La veste a été plus complexe à réaliser et m’a demandé plus de temps. Le patron est de niveau débutant à intermédiaire. De plus, j’ai fait certains choix techniques qui ont compliqué et allongé la fabrication. Comme pour la jupe, si j’ai acheté un tissu pour réaliser ce vêtement, j’ai réalisé les liens, la ceinture et le col avec des chutes de tissus, notamment différents cotons blancs mais cela ne se voit pas du tout. J’ai utilisé pour faire les liens intérieurs le même tissu que celui de la jupe, afin de faire un rappel et montrer que le tout constitue un ensemble.

Tout d’abord, j’ai adapté le modèle en ajoutant quelques centimètres en hauteur à la veste et aux manches. Pour cela, j’ai réalisé une toile, c’est-à-dire un prototype dans un coton simple que l’on nomme également « toile ». Lorsque l’on réalise une toile, il n’est pas forcément nécessaire de reproduire le vêtement à l’identique. Pour celui-là, il s’agissait de reproduire la base du vêtement avec les manches, les devants et le dos et la ceinture non doublée. Coudre cette toile m’a permis ainsi de vérifier le tombé du vêtement et si la longueur était adaptée. En l’occurrence, j’ai ajouté quelques centimètres de longueur aux manches à la veste. Enfin, j’ai choisi de faire des coutures fermées pour la veste, les coutures de la jupe étant elles aussi fermées. Cela se justifiait d’autant plus que le tissu est un jacquard et qu’il s’effiloche énormément. Coudre des coutures fermées était donc plus que nécessaire. Par ailleurs, il est indéniable qu’un vêtement avec des coutures fermées a une meilleure durabilité.
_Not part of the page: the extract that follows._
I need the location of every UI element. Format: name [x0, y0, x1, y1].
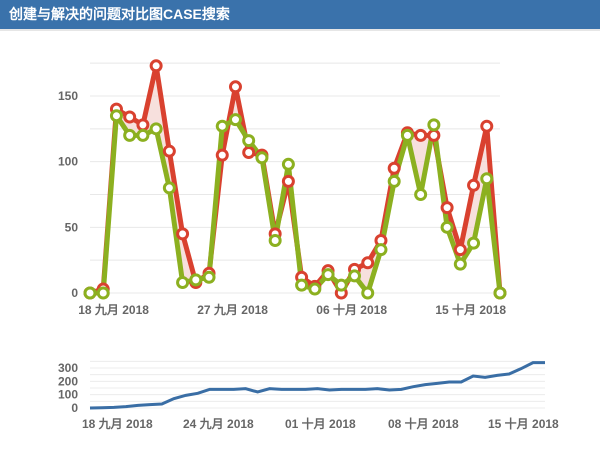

Enfin, il témoigne de la qualité du travail du créateur ou de la créatrice. J’ai dû donc ajouter 1 cm de marge de couture en plus à toutes les coutures fermées : épaules et côtés du vêtement et manches. Toutes les coutures fermées sont des coutures anglaises, sauf les emmanchures autour desquelles j’ai posé un biais et le bas des manches sur lequel j’ai posé un ruban.

l’emmanchure, Crédit
photographique : Aurélia HOUDAYER

manche, Crédit photographique : Aurélia HOUDAYER.
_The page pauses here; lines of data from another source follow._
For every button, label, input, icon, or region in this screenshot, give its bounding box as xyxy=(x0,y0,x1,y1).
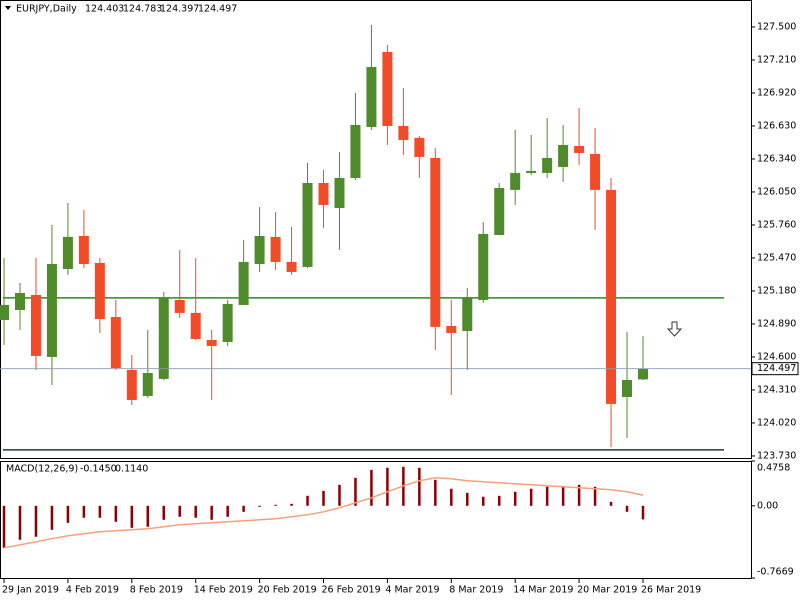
candle-body xyxy=(334,177,345,209)
candle-body xyxy=(318,182,329,205)
sell-arrow xyxy=(666,321,683,337)
candle-body xyxy=(494,187,505,235)
y-tick-label: 125.760 xyxy=(757,219,796,230)
candle-body xyxy=(638,368,648,380)
candle-body xyxy=(302,182,313,267)
candle-body xyxy=(446,326,457,333)
candle-body xyxy=(254,235,265,264)
x-tick-label: 4 Feb 2019 xyxy=(66,585,119,596)
x-tick-label: 26 Mar 2019 xyxy=(641,585,701,596)
x-tick-label: 4 Mar 2019 xyxy=(385,585,439,596)
ohlc-low: 124.397 xyxy=(160,4,199,15)
y-tick-label: 127.500 xyxy=(757,21,796,32)
candle-body xyxy=(14,293,25,310)
x-tick-label: 20 Mar 2019 xyxy=(577,585,637,596)
candle-body xyxy=(366,67,377,127)
macd-title: MACD(12,26,9) xyxy=(6,464,78,475)
candle-body xyxy=(270,236,281,262)
y-tick-label: 124.310 xyxy=(757,384,796,395)
candle-body xyxy=(526,170,537,173)
candle-body xyxy=(174,299,185,313)
macd-main-value: -0.1450 xyxy=(80,464,117,475)
candle-body xyxy=(350,124,361,178)
candle-body xyxy=(190,312,201,339)
candle-body xyxy=(590,153,601,190)
candle-body xyxy=(414,137,425,157)
candle-body xyxy=(206,340,217,346)
y-tick-label: 126.630 xyxy=(757,120,796,131)
current-price-box xyxy=(751,362,799,376)
candle-body xyxy=(510,172,521,190)
y-tick-label: -0.7669 xyxy=(757,567,794,578)
candle-body xyxy=(238,261,249,305)
y-tick-label: 126.920 xyxy=(757,87,796,98)
ohlc-close: 124.497 xyxy=(198,4,237,15)
x-tick-label: 26 Feb 2019 xyxy=(322,585,381,596)
x-tick-label: 20 Feb 2019 xyxy=(258,585,317,596)
candle-body xyxy=(478,233,489,300)
candle-body xyxy=(158,297,169,379)
macd-signal-value: 0.1140 xyxy=(115,464,148,475)
y-tick-label: 126.340 xyxy=(757,153,796,164)
candle-body xyxy=(286,261,297,272)
candle-body xyxy=(398,125,409,140)
y-tick-label: 125.470 xyxy=(757,252,796,263)
main-panel-frame xyxy=(0,0,752,459)
ohlc-high: 124.783 xyxy=(123,4,162,15)
candle-body xyxy=(382,52,393,126)
ohlc-open: 124.403 xyxy=(85,4,124,15)
candle-body xyxy=(142,372,153,396)
x-tick-label: 14 Mar 2019 xyxy=(513,585,573,596)
y-tick-label: 125.180 xyxy=(757,285,796,296)
candle-body xyxy=(558,144,569,167)
candle-body xyxy=(30,294,41,356)
menu-triangle[interactable] xyxy=(5,6,11,10)
candle-body xyxy=(222,303,233,342)
candle-body xyxy=(78,235,89,264)
macd-panel-frame xyxy=(0,461,752,579)
y-tick-label: 124.890 xyxy=(757,318,796,329)
y-tick-label: 127.210 xyxy=(757,54,796,65)
candle-body xyxy=(110,317,121,368)
candle-body xyxy=(462,297,473,332)
y-tick-label: 123.730 xyxy=(757,450,796,461)
current-price-label: 124.497 xyxy=(757,363,796,374)
candle-body xyxy=(0,304,9,320)
candle-body xyxy=(574,145,585,153)
y-tick-label: 0.00 xyxy=(757,500,778,511)
candle-body xyxy=(430,157,441,327)
x-tick-label: 8 Mar 2019 xyxy=(449,585,503,596)
y-tick-label: 126.050 xyxy=(757,186,796,197)
y-tick-label: 124.020 xyxy=(757,417,796,428)
candle-body xyxy=(542,157,553,173)
symbol: EURJPY,Daily xyxy=(16,4,77,15)
candle-body xyxy=(46,263,57,357)
candle-body xyxy=(94,262,105,319)
candle-body xyxy=(622,379,633,398)
candle-body xyxy=(126,369,137,400)
signal-line xyxy=(3,477,644,549)
candle-body xyxy=(606,189,617,404)
y-tick-label: 0.4758 xyxy=(757,463,790,474)
x-tick-label: 8 Feb 2019 xyxy=(130,585,183,596)
x-tick-label: 29 Jan 2019 xyxy=(2,585,59,596)
candle-body xyxy=(62,236,73,269)
y-tick-label: 124.600 xyxy=(757,351,796,362)
x-tick-label: 14 Feb 2019 xyxy=(194,585,253,596)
J’ai aimé coudre ces deux patrons qui présentent peu de difficultés techniques et dont les pas-à-pas sont très détaillés. De plus, le support vidéo permet de comprendre la construction du vêtement en cas de difficulté. J’ai porté cet ensemble plusieurs fois et il fait un effet saisissant, donnant une allure très solennelle. Les pièces portées séparément et mixées avec d’autres vêtements font un look casual chic. En bref, vous pouvez porter un « hanbok » moderne sans l’impression d’être déguisée. De plus, en réalisant vous-même ces pièces, vous aurez la liberté du choix des matières. Dans tous les vêtements que je fais, je me sens bien mais ceux-ci ont une saveur particulière.
Conclusion
Le hanbok, le vêtement traditionnel coréen, dont l’origine remonte à plus de 1 500 ans, véhicule l’histoire de la péninsule coréenne : l’histoire de ses influences étrangères dues aux invasions mais aussi son histoire religieuse et morale, imprégnée de confucianisme qui a régi les relations humaines pendant des siècles. Même s’il est cantonné depuis plusieurs décennies à être porté qu’en de rares occasions, il reste pour les Coréens un symbole d’identité nationale dans un contexte d’exportation de la culture coréenne et d’attractivité touristique toujours croissante. Les designers contemporains ont réussi à faire évoluer ce vêtement. Tout en gardant des éléments significatifs, ils l’ont adapté aux goûts actuels des Coréens dans un monde hyperconnecté où les frontières entre les cultures sont de plus en plus poreuses. On peut se demander si les possibilités de moderniser le hanbok seront alors sans fin.